The other professional folk group still performing the number also has roots deep in the 1960s pop folk revival. The Makem and Spain Brothers originally included three of the sons of Tommy Makem, who was one of the greatest experts on and performers of traditional Irish balladry - and though contemporary with the KT, a major influence of the latter group's selection of Irish material as well.

This was from a December 2012 show in Boothbay, Maine.

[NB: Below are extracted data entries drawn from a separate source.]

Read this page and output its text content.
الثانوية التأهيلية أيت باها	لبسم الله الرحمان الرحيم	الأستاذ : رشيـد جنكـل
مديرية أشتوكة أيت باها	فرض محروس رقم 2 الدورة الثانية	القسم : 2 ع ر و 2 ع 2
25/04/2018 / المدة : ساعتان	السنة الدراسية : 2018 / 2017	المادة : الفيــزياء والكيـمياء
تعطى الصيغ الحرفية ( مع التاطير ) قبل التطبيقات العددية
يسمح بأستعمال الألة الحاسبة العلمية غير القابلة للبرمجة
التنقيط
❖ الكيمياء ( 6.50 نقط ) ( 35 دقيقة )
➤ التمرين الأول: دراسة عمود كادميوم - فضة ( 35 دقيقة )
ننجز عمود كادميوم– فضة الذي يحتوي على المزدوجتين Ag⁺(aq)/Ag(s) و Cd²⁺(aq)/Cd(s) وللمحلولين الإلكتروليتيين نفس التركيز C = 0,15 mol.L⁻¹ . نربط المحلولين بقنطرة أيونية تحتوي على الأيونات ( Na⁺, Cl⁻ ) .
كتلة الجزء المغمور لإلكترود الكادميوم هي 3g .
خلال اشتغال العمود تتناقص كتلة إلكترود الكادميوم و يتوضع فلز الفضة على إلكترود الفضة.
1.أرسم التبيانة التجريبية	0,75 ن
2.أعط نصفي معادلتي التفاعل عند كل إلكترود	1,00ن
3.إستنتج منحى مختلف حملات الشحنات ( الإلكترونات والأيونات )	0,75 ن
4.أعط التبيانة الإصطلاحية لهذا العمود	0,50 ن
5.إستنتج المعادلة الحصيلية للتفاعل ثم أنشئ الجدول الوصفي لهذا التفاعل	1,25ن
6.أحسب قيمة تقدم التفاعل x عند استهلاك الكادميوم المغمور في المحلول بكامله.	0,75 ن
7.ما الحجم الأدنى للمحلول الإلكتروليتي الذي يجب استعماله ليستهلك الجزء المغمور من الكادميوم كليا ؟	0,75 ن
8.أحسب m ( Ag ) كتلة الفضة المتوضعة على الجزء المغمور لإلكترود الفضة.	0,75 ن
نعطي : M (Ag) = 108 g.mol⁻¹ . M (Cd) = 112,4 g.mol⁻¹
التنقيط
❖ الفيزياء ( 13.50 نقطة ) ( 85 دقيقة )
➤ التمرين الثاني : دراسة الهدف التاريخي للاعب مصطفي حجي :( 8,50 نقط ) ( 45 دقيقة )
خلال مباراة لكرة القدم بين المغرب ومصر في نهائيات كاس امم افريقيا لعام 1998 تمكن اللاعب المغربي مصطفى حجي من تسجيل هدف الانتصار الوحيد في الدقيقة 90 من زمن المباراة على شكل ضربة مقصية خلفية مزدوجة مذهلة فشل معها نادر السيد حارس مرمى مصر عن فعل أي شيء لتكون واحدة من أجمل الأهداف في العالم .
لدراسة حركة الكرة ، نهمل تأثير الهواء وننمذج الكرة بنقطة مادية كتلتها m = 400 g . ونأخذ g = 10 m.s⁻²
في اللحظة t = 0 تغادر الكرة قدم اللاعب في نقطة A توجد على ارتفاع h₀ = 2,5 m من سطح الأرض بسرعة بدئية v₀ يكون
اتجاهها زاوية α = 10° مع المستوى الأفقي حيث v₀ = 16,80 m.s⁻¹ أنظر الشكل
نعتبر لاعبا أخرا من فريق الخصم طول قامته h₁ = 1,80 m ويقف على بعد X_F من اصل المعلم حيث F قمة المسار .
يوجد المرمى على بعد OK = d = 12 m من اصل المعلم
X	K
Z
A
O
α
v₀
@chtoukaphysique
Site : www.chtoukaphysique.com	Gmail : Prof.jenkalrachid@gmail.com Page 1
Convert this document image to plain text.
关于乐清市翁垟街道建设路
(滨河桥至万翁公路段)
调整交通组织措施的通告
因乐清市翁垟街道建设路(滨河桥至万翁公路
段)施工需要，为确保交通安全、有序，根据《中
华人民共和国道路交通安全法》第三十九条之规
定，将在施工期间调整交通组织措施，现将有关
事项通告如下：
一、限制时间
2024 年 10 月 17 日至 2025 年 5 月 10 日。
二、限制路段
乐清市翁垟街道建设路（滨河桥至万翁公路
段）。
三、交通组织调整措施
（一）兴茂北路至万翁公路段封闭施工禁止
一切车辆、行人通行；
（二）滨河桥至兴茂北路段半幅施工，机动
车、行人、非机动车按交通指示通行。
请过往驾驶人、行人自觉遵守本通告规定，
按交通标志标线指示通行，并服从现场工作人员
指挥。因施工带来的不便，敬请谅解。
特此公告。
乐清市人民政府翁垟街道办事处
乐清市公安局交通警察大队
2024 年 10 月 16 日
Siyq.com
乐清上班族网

"Goodnight, My Baby, Goodnight" remains among my favorite contemporary Christmas songs for its simple innocence. I was about ten years old when I first heard the tune, a bit past belief in St. Nick but only growing into the adult's appreciation of the magic created by that belief in the ready imaginations of so many little children. I watched as my seven younger brothers and sisters grew into and through that belief and all that it entailed, and no memories of my childhood, adolescence, and young adulthood remain more precious and vivid to me than those of Christmas Eves long past. Our family ritual was always the same: following an early light dinner, the youngest four or five would be bathed, pajama-ed, and brought downstairs to the living room for the ceremonial taping of the socks to the fireplace mantel, to be followed by all of the children sitting around my mother, each clutching one of the figurines of our Nativity set, moving them toward the stable as my mother intoned her greatly simplified retelling of the Gospel of St. Luke - and thence to bed, with the little ones in a hyper state of excitement for the five or so minutes it took them to fall asleep. Something about "Goodnight, My Baby, Goodnight" takes me back to those times like virtually nothing else can.

Upcoming in a couple of days - the eighth edition of a "For The Season" articles on a traditional carol.

A Brief Note On CV101

For most of this year nearly past, I have used these blog pages to post radio shows and podcasts and have drifted rather far afield from the original intent of the venture - which was to use what was still the fairly new phenomena (in mid-2008 when we started up here) of YouTube and other video sites to explore the ways that acoustic folk and roots and singer-songwriter tunes transform themselves over time and in the hands of different interpretive artists. As of today, a bit short of eight years into the project, Comparative Video 101 has 203 posted articles (exclusive of this year's 12 radio/podcast pieces) with just under a quarter of a million posts viewed/accessed since Google started keeping stats in May 2010, with readership since January 2013 in 161 countries worldwide.

Needless to say, I have been delighted and gratified by this response. However infinitesimally small these numbers may be in the vast universe of the worldwide web, they are beyond anything that I ever thought either possible or likely, especially for articles that are actually personal essays on songs and performers who for the most part enjoyed their greatest popularity more than half a century ago. There is often a bit of background in the pieces (and as an academic myself, I wouldn't call it "research" per se), but the writing in these pages with which I am most satisfied is that which details emotional connections - mine and others' - to the songs and the manner in which they have resonated with me, often in fascinatingly evolving ways, through all the decades that I have known them.

All of this is simply preparatory to a relaunch of the song and performer articles, in addition to a continuation of the podcast and radio show postings. One of the constants here over the years has been an annual "For The Season" publication in the last seven Decembers of a profile of an often lesser-known traditional Christmas tune, in addition to five more articles about other songs with at least a tangential relationship to our Christian solstice celebration. I have two such essays in process now and will post them during this upcoming week, signalling (I hope) a return to form for this blog in 2016. To paraphrase John Paul Jones - I have not yet begun to write - or as Shakespeare notes in The Tempest - "What's past is prologue."